Il presidente dimissionario della FIGC, Gabriele Gravina, ha scatenato un'ondata di polemiche pubblicando integralmente il suo studio dettagliato sulla ripresa del calcio italiano, proprio inaspettatamente pochi istanti prima di essere escluso da un'audizione parlamentare.

Un atto di responsabilità o un tentativo di manipolazione?

Il documento, di 11 pagine, rivela criticità, analisi e possibili soluzioni, ma anche un'ammissione di fragilità del sistema e la necessita' di un cambio di rotta radicale. Gravina, con un gesto che avrebbe dovuto aprire un dibattito costruttivo, ha invece scelto di innescare una nuova battaglia mediatica.

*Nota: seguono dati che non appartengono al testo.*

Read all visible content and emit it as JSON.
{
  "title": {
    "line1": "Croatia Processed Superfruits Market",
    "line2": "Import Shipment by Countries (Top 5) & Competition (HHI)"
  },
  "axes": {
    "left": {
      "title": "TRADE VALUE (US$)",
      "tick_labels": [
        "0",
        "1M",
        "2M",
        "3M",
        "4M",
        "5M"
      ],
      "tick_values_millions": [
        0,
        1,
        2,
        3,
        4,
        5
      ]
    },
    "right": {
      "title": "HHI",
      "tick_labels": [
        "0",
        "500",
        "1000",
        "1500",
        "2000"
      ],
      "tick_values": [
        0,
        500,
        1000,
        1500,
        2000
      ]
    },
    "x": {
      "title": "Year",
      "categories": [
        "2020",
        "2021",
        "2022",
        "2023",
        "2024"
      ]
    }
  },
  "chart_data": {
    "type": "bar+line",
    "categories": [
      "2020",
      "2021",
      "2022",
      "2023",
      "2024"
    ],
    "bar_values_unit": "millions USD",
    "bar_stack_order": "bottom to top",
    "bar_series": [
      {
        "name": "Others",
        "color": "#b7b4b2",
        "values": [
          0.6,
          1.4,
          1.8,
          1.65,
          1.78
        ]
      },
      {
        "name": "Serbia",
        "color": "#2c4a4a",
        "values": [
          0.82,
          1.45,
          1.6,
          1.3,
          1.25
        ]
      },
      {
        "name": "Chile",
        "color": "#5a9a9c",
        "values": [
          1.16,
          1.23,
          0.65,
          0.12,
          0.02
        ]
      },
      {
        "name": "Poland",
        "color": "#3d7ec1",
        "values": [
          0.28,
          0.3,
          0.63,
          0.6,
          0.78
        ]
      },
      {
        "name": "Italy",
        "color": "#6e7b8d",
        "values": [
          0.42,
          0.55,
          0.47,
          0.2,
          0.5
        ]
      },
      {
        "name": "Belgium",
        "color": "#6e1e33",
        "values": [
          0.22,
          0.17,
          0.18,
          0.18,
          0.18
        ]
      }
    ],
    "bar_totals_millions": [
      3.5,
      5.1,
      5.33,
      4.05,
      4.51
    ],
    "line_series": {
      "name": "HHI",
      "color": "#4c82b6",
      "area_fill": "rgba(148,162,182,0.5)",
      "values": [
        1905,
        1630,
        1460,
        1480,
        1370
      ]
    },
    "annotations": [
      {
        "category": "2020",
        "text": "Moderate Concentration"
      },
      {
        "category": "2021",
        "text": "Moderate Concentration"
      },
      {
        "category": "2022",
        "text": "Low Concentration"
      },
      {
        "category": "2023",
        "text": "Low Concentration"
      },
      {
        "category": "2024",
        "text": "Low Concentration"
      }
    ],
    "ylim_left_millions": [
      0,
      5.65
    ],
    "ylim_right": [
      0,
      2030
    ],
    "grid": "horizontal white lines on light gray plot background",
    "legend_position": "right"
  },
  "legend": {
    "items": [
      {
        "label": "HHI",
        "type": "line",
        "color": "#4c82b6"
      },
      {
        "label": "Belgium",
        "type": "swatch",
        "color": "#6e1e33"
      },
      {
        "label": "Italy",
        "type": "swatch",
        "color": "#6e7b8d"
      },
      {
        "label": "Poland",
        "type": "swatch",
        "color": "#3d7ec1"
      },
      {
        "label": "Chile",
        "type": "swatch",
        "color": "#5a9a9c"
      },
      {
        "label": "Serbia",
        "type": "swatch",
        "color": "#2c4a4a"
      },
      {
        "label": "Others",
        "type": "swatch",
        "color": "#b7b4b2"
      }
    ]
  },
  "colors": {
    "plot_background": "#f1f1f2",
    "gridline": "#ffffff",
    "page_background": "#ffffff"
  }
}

La cancellazione dell'audizione parlamentare, avvenuta a pochi istanti dopo le dimissioni, è stata interpretata da molti come un'azione mirata a delegittimare le sue proposte e a soffocare qualsiasi tentativo di riforma. Un'operazione, secondo l'ex presidente, volta a mettere in luce l'impotenza del sistema e la difficoltà di apportare cambiamenti significativi.

Le criticità del sistema: un quadro desolante

Le criticità del sistema: un quadro desolante

Il testo analizza in dettaglio le problematiche che affliggono il calcio italiano: la crescente età media dei giocatori, il dominio degli stranieri in campo, il declino dei settori giovanili e l'impossibilità di far sistema tra le diverse componenti del movimento. Un quadro desolante che, a detta di Gravina, è aggravato da imprecisioni, falsità e dalla ricerca di capri espiatori.

“Le criticità del sistema calcio italiano sono ben note da anni, richiamate in molteplici documenti ufficiali, che differiscono solo per i dati statistici in costante peggioramento, a conferma del fatto che si tratta per lo più di deficit ormai strutturali,” scrive Gravina. Ma, secondo l'ex presidente, trovare soluzioni per correggere il trend negativo è ostacolato da fattori interni ed esterni, che rendono difficile individuare un percorso di riscatto.

La battaglia per il futuro del calcio

La battaglia per il futuro del calcio

Gravina conclude il documento con un appello alla chiarezza, alla responsabilità e alla volontà di cambiamento. Un invito a superare le divisioni e a concentrarsi sulla ricerca di soluzioni concrete, senza illusioni e senza false promesse.